One study of three in the paper focussed on a 45-minute outdoor nature trail using an activity map that directed visitors to clues in order to find impression stations where the children created rubbings of plants and animals – I’ve done several of these with my children. The trails were designed to provide time in nature while learning about the environment. Children were rewarded for completing all the clue solutions. The impact of this on the connection to nature of 35 school children was evaluated using the Implicit Association Test, completed pre and post trail on the same day. Analysis showed no increase in connection to nature.
A second study considered a 30-minute ‘virtual hike’ where children explored trails online looking for various plants and animals. Once located, video and audio provided information about the species. 50 children took part and connection to nature was measured using the Implicit Association Test immediately before and after. Analysis showed no increase in connection to nature.
A third study in the paper considered a ‘Creative Arts Contest’ where children were encouraged to gain inspiration from nature-based sources and incorporate them into a variety of artistic projects, from writing and photography, to painting, drawing and sculpture. The time spent in nature varied, but was many hours over a month and submissions were entered into a contest for publication in a calendar. The specific nature experiences and time involved over the month long project were not recorded, but the submissions included 67 artworks, 61 written pieces and 36 photos. Bruni and colleagues evaluated the impact of this on the connection to nature of 178 school children, measured again using the Implicit Association Test. Connection to nature was measured before the project and one month later immediately after submission. There was no follow-up to test for sustained changes. The changes in connection to nature scores were significantly higher for children who submitted an artwork, compared to those who did not. The results suggest that active participation and the creation of artworks increased children’s connection to nature.

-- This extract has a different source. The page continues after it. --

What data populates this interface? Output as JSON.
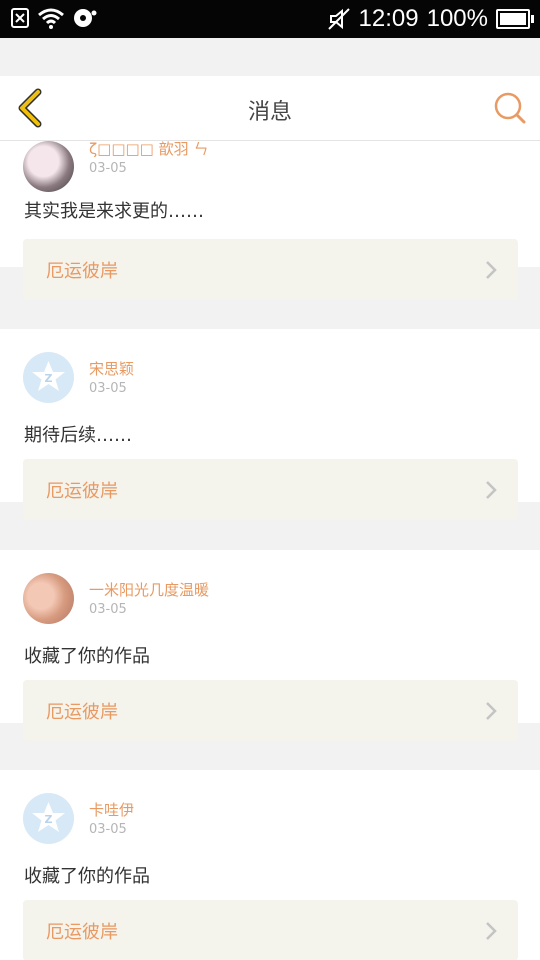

So, overall, the results suggest that being outdoors, learning about the environment, being distracted by clues and pursuing marked stations on a nature trail is not a great pathway to increased connection to nature. Likewise a computer-based educational hike learning about animals and plants isn’t either. Engaging with nature through the arts however did increase children’s connection to nature, although owing to the design we don’t know if both writing and producing artworks led to this (we’ve found writing ‘3 good things in nature’ each day works for adults and are currently doing a follow-up study with children).
These results fit nicely our own research findings that have found that a connection to nature isn’t related to knowledge of nature, rather it comes through finding meaning in nature; experiencing emotions in nature such as happiness and wonder; having compassion for nature; making contact with nature and appreciating nature’s beauty. When creating nature-based artwork we must make contact with nature, find and express emotion and find meaning – which can bring about compassion for nature.
As noted in my previous blog post, Gregory Bateson saw remedies for disconnection from nature in the arts and aesthetics, with conscious purpose (as found in nature trails) separating us from nature.
Nature trails are a good way of getting children (and their parent’s) out into nature, but the message is to think carefully how they promote, or hinder contact with nature. Rather than conveying knowledge and hunting clues make the perception of nature central – signpost joy and wonder; emotion and beauty; and experiencing nature with the senses. Rather than finding a series of marker stations, find other reasons to pause and engage the senses with nature, and provide places to reflect.
Bruni, C. M., Winter, P. L., Schultz, P. W., Omoto, A. M., & Tabanico, J. J. (2015). Getting to know nature: evaluating the effects of the Get to Know Program on children’s connectedness with nature. Environmental Education Research, 1-20.